Fait rare en régime parlementaire, la présentation du Parlement par le texte constitutionnel (Titre IV de la Constitution) intervient après celle de l'exécutif.

On note une nette rationalisation du fonctionnement du régime parlementaire, qui repose sur un encadrement plus strict des prérogatives du Parlement. Pour Michel Debré, il s’agissait d’instaurer enfin un « vrai » régime parlementaire en France, les Troisième et Quatrième Républiques ne méritant pas, à ses yeux, cette qualification (cf. l’omnipotence parlementaire, notamment sous la Quatrième République).

Selon l’art. 24 al. 2 de la Constitution, le Parlement « comprend l'Assemblée nationale et le Sénat » : la Cinquième République est donc fidèle au bicamérisme.

La Constitution renvoie très largement à des lois organiques pour définir le mode de désignation des deux chambres, la durée des mandats parlementaires et les règles statutaires applicables aux députés et sénateurs (art. 25). Elle fixe toutefois certains principes-cadres, not. en matière de protection des parlementaires dans l'exercice de leurs fonctions et d'organisation du travail des assemblées. Mais de manière générale, le principe de séparation des pouvoirs explique les particularismes du statut des parlementaires et la relative liberté d'organisation interne du Parlement.
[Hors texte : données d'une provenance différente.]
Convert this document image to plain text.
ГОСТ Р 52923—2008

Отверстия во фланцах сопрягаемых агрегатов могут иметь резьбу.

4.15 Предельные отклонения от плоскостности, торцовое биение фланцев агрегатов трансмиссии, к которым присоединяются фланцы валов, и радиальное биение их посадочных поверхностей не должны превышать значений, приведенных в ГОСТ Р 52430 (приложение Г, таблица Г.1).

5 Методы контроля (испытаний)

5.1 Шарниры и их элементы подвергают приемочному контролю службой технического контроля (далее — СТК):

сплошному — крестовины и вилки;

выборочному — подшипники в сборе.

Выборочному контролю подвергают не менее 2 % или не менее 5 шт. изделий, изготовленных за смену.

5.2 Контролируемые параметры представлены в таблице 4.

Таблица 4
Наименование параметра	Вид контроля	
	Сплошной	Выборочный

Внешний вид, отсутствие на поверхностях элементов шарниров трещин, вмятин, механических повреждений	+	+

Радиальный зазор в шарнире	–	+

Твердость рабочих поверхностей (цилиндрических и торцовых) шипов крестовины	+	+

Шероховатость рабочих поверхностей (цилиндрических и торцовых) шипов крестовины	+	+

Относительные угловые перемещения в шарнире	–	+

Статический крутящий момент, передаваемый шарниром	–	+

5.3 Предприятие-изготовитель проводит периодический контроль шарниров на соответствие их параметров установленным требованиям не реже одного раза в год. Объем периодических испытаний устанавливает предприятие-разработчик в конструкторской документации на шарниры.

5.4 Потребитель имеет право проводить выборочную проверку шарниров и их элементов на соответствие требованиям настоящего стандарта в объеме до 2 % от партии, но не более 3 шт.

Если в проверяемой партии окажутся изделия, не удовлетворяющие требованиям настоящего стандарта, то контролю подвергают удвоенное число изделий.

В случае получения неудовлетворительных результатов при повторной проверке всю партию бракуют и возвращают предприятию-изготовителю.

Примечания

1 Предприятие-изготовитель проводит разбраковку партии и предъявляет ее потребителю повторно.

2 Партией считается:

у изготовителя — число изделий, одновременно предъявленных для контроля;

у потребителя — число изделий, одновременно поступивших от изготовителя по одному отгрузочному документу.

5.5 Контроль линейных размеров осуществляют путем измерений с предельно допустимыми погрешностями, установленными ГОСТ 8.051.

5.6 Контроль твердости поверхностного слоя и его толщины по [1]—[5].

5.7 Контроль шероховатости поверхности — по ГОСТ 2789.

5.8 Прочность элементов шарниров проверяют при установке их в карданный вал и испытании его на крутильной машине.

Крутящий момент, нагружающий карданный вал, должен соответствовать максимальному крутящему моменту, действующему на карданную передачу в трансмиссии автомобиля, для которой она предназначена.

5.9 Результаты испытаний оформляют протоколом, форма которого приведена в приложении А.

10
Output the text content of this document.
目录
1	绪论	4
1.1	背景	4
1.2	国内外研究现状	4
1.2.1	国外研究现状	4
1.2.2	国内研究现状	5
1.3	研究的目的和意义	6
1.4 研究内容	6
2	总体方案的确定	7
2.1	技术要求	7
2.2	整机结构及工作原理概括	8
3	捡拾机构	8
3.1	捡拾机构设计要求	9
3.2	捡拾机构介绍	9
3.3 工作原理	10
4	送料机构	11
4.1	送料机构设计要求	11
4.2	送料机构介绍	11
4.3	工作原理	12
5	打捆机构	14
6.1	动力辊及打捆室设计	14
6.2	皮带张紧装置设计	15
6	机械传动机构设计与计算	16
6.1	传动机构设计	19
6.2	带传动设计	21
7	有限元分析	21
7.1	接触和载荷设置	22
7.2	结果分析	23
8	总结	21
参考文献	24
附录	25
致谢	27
  1. Un bicamérisme inégalitaire

Sans doute parce que le bicamérisme avait montré certains mérites sous les deux Républiques précédentes, les constituants de 1958 ne retiennent pas le principe d'une assemblée unique. Ils instaurent donc deux assemblées nettement différenciées, tant au niveau du mode de désignation de leurs membres que de leur rôle dans les institutions. D'un point de vue technique, on parle de bicamérisme inégalitaire, car l'une des deux assemblées détient, sauf exception, plus de pouvoirs que l'autre.

  1. L'Assemblée nationale

  1. La chambre basse

Cette assemblée est l'expression de la démographie de la France : elle représente la population française (classique pour la chambre basse d’un régime parlementaire ; on observe toutefois la même fonction de représentation de la population avec la Chambre des représentants dans le régime présidentiel des Etats-Unis).

577 député.e.s, élu.e.s pour 5 ans.

Elle est dite « chambre basse » en raison de son caractère plus démocratique (près du peuple) que l'autre chambre, plus « aristocratique ». Ses pouvoirs sont toutefois inversement proportionnels à cette qualification, puisque l'Assemblée nationale prédomine au sein du Parlement :

  • seule l'Assemblée nationale peut mettre en cause la responsabilité du gouvernement
  • le gouvernement peut donner le dernier mot à l'Assemblée nationale lors de l'adoption d'une loi
  • l'Assemblée nationale dispose de plus de temps que le Sénat pour l'examen et le vote du budget.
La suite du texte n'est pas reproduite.